Frente a la espiral de violencia que padecemos en México, no deja de preocupar la actitud del Presidente, quien pone bajo el filtro de la polarización este tema urgente. Durante la mañanera del 27 de junio, defendió una vez más su estrategia de seguridad y asegura que quienes condenan los hechos en Cerocahui olvidan las masacres y la violencia ocurridas en sexenios anteriores, esta vez dirigiendo sus descalificaciones sobre los religiosos, asegurando que algunos están apergollados por la oligarquía mexicana.

La declaración del Presidente amerita un análisis serio: ¿quién es el apergollado? Los jesuitas han construido a lo largo de la historia de México una larga tradición de defensa de los derechos humanos. Recordemos su papel frente al levantamiento del EZLN, en 1994, su respaldo al movimiento Yo soy 132, en el 2012, y su trabajo para acompañar la demanda de verdad y justicia para los 43 estudiantes desaparecidos de Ayotzinapa; por no mencionar una a una sus obras sociales, pastorales, y educativas presentes en todo el territorio nacional.

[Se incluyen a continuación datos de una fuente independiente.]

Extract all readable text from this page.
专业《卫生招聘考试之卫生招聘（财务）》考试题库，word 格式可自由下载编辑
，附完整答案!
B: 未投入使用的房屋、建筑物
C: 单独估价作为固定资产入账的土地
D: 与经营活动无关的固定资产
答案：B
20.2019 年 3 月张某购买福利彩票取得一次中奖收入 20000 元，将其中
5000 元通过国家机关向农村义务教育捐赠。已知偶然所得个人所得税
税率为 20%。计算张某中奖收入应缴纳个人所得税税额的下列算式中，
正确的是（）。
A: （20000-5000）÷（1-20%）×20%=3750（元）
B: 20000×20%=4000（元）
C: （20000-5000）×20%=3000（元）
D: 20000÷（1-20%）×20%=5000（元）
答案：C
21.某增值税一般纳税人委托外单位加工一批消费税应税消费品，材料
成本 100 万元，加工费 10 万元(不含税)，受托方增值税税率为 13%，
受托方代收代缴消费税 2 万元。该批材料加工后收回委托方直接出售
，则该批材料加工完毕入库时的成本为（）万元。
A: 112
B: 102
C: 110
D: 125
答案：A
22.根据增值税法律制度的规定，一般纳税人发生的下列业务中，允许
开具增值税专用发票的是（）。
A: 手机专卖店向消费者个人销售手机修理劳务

La presencia jesuita en la Tarahumara se remonta al siglo XVII. Su trabajo se ha distinguido por el sincretismo con la cosmovisión rarámuri, la defensa de sus costumbres, ritos y tradiciones frente a la hegemonía de la cultura moderna, y la defensa de sus derechos humanos y su dignidad ante la violencia que históricamente ha estado presente en la zona; con momentos especialmente álgidos, como ocurrió desde finales de 2006 y que tuvo su expresión más cruenta en la masacre de Creel, ocurrida en 2008.

Como lo subrayó el provincial de la Compañía de Jesús en México, Luis Gerardo Moro, S.J., en su mensaje en la misa de cuerpo presente por los jesuitas asesinados, Javier y Joaquín, lucharon por defender la dignidad y la identidad de las comunidades rarámuris en la sierra Tarahumara; su sacrificio recuerda al de los mártires de la UCA, al de Rutilio Grande, al de monseñor Romero, y al de tantos otros que han dado la vida por la justicia y la paz. En memoria de Joaquín y Javier, y por la sangre de tantas personas asesinadas y desaparecidas en el país, el llamado es a emprender un nuevo camino común de paz, y ello supone exigir a las autoridades una investigación a fondo de la realidad en la sierra Tarahumara, la protección inmediata y permanente de las comunidades, y el rediseño de una estrategia de seguridad de corte militar que, a dos años y medio de que finalice el presente sexenio, no ha logrado que la sociedad mexicana deje de estar apergollada por la prevalencia del crimen organizado en amplias zonas del país, donde la institucionalidad pública es inexistente o, en su defecto, existe pero opera al servicio de los intereses de redes ilícitas de poder.